Even the Worst Version of Claude AI Is Better Than GPT 3.5, Researchers Say
The AI industry is witnessing a riveting competition between the notable ChatGPT and Claude AI models. The Large Model Systems Organization (LMSO), responsible for creating the Chatbot Arena and the renowned Vicuna Model, has just updated their Chatbot Arena Leaderboard, reflecting how each AI chatbot measures up to its competitors. Turns out Anthropic is giving OpenAI a run for its money, even while its models are still free to use.
GPT-4, the powerhouse behind ChatGPT Plus and Bing AI, reigns supreme with the highest score, setting the gold standard for Large Language Models (LLMs). But as we move down the leaderboard, an unexpected underdog story unfolds. Anthropic’s Claude models — Claude 1, Claude 2, and Claude Instant — all outperform GPT-3.5, the engine that powers the free version of ChatGPT. This implies that every Large Language Model developed by Anthropic can outclass the free version of ChatGPT.
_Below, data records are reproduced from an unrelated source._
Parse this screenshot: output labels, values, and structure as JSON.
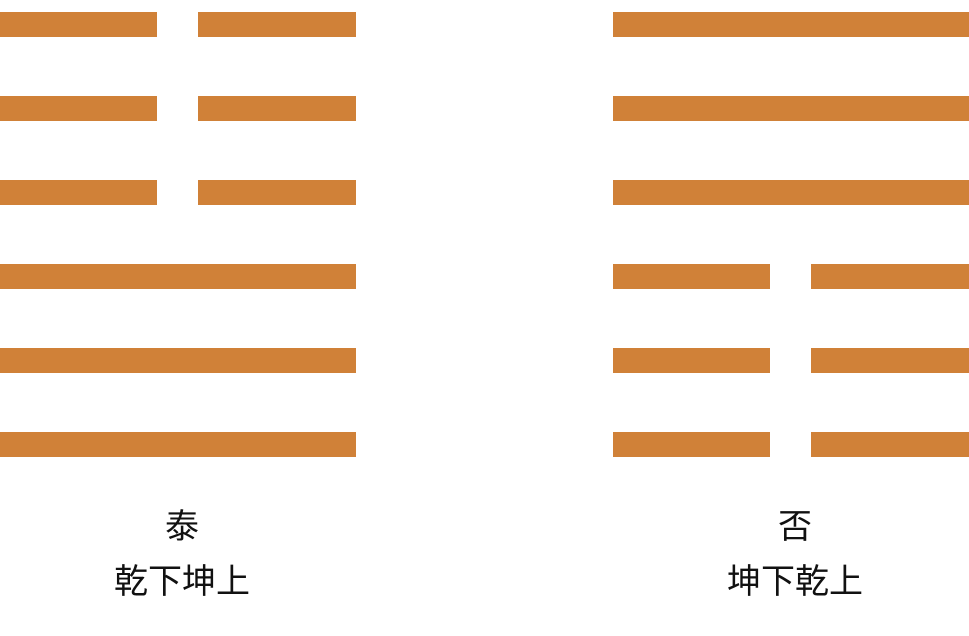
{
  "colors": {
    "line": "#D08138",
    "text": "#111111",
    "background": "#FFFFFF"
  },
  "hexagrams": [
    {
      "name": "泰",
      "description": "乾下坤上",
      "lines_top_to_bottom": [
        "yin",
        "yin",
        "yin",
        "yang",
        "yang",
        "yang"
      ]
    },
    {
      "name": "否",
      "description": "坤下乾上",
      "lines_top_to_bottom": [
        "yang",
        "yang",
        "yang",
        "yin",
        "yin",
        "yin"
      ]
    }
  ]
}
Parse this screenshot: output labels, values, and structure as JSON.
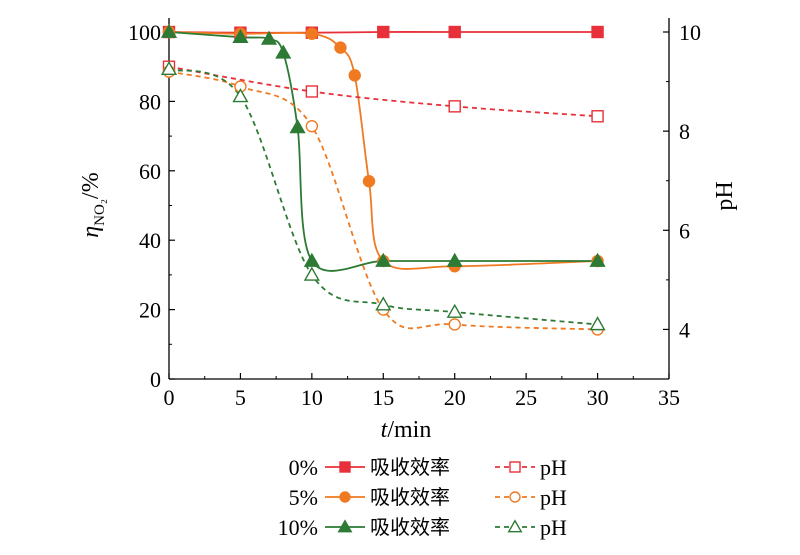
{
  "chart_data": {
    "type": "line",
    "x_label_var": "t",
    "x_label_unit": "/min",
    "y_left_label_var": "η",
    "y_left_label_sub": "NO₂",
    "y_left_label_unit": "/%",
    "y_right_label": "pH",
    "xlim": [
      0,
      35
    ],
    "ylim_left": [
      0,
      100
    ],
    "ylim_right": [
      3,
      10
    ],
    "x_ticks": [
      "0",
      "5",
      "10",
      "15",
      "20",
      "25",
      "30",
      "35"
    ],
    "y_left_ticks": [
      "0",
      "20",
      "40",
      "60",
      "80",
      "100"
    ],
    "y_right_ticks": [
      "4",
      "6",
      "8",
      "10"
    ],
    "grid": false,
    "legend_position": "bottom",
    "legend": {
      "efficiency_label": "吸收效率",
      "ph_label": "pH",
      "rows": [
        {
          "concentration": "0%"
        },
        {
          "concentration": "5%"
        },
        {
          "concentration": "10%"
        }
      ]
    },
    "series": [
      {
        "concentration": "0%",
        "kind": "efficiency",
        "axis": "left",
        "color": "#e8303a",
        "marker": "square-filled",
        "dashed": false,
        "x": [
          0,
          5,
          10,
          15,
          20,
          30
        ],
        "y": [
          100,
          99.8,
          99.8,
          100,
          100,
          100
        ]
      },
      {
        "concentration": "5%",
        "kind": "efficiency",
        "axis": "left",
        "color": "#f07a22",
        "marker": "circle-filled",
        "dashed": false,
        "x": [
          0,
          5,
          10,
          12,
          13,
          14,
          15,
          20,
          30
        ],
        "y": [
          100,
          99.5,
          99.5,
          95.5,
          87.5,
          57,
          34,
          32.5,
          34
        ]
      },
      {
        "concentration": "10%",
        "kind": "efficiency",
        "axis": "left",
        "color": "#2d7a35",
        "marker": "triangle-filled",
        "dashed": false,
        "x": [
          0,
          5,
          7,
          8,
          9,
          10,
          15,
          20,
          30
        ],
        "y": [
          100,
          98.5,
          98,
          94,
          72.5,
          34,
          34,
          34,
          34
        ]
      },
      {
        "concentration": "0%",
        "kind": "pH",
        "axis": "right",
        "color": "#e8303a",
        "marker": "square-open",
        "dashed": true,
        "x": [
          0,
          10,
          20,
          30
        ],
        "y": [
          9.3,
          8.8,
          8.5,
          8.3
        ]
      },
      {
        "concentration": "5%",
        "kind": "pH",
        "axis": "right",
        "color": "#f07a22",
        "marker": "circle-open",
        "dashed": true,
        "x": [
          0,
          5,
          10,
          15,
          20,
          30
        ],
        "y": [
          9.2,
          8.9,
          8.1,
          4.4,
          4.1,
          4.0
        ]
      },
      {
        "concentration": "10%",
        "kind": "pH",
        "axis": "right",
        "color": "#2d7a35",
        "marker": "triangle-open",
        "dashed": true,
        "x": [
          0,
          5,
          10,
          15,
          20,
          30
        ],
        "y": [
          9.25,
          8.7,
          5.1,
          4.5,
          4.35,
          4.1
        ]
      }
    ]
  }
}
The meticulous ranking system by the LMSO provided insight into the performance metrics of these models. According to the leaderboard, GPT-4 holds an Arena Elo Rating of 1181, significantly leading the chart, while the Claude models follow closely with ratings ranging from 1119 to 1155. GPT-3.5, on the other hand, lags with a rating of 1115.
To rank the models, the LMSO makes them “battle” in matches with similar prompts. The model with the best answer wins and the other loses. Users decide who wins based on their own preferences, but they never get to know which models are competing.
Image: LMSO
As Decrypt previously reported, the difference in token processing capabilities between ChatGPT Plus and Claude Pro, although not a factor in the LMSO ranking, is also a major advantage that Claude models have over GPT.
“Claude Pro, based on the Claude 2 LLM, can process up to 100K tokens of information, while ChatGPT Plus, powered by the GPT-4 LLM, handles 8,192 tokens,” we recalled. This differential in token processing ability underscores the edge Claude models hold in managing extensive contextual inputs, which is crucial for a nuanced and enriched user experience.
Moreover, when handling long prompts, Claude 2 has shown superiority over GPT, handling prompts of larger magnitude more efficiently. However, when prompts are comparable, Claude 1 and Claude Instant provide similar or slightly better results to GPT-3.5, showcasing the competitive nature of these models. With Claude’s context capabilities, a poor initial answer can be dramatically improved with a more refined, larger and richer prompt.
Open-source models are not far behind in this race.
WizardLM, a model trained on Meta’s LlaMA-2 with 70 billion parameters, stands out as the best open-source LLM. Following close are Vicuna 33B and the original LlaMA-2, released by Meta.
🎉The @lmsysorg just updated the Chatbot Arena Leaderboard!
Our WizardLM-70B is now the🥇Top-1 open-source model on both ⚔️Arena Elo and 📈MT-bench.
❤️Main Contributors:@CanXu20 @victorsungo_ai@ChiYeung_Law@hpluo12@tangmensan
Leaderboard: https://t.co/1gkZKGVutQ
Model… pic.twitter.com/bsJ0jv2i7I— WizardLM (@WizardLM_AI) October 5, 2023
Open-source models play an important role in the development of the AI space for different reasons. They can be run locally, which gives users the opportunity to finetune them and engages the community in a collective effort to perfect the model. They are also cheaper to run due to their licenses, which is why the space has dozens of open-source LLMs and only a handful of proprietary models.
But the game of AI chatbots isn’t solely about numbers. It’s about real-world implications.
As chatbots become integral in various sectors from customer service to personal assistants, their efficacy, adaptability, and accuracy become paramount. With Claude models ranking higher than GPT-3.5, businesses and individual users might find themselves at a crossroads, evaluating which model aligns best with their needs. Decrypt has prepared two guides to help you decide what model suits you best.
For the uninitiated, this might seem like just another leaderboard update. But for those closely watching the AI industry, it’s a testament to how fierce the competition is and how swiftly the tides can turn. And as for the rest of us who sit in between those two camps, it’s a reminder that in the AI world, today’s most popular model could fall to the most efficient.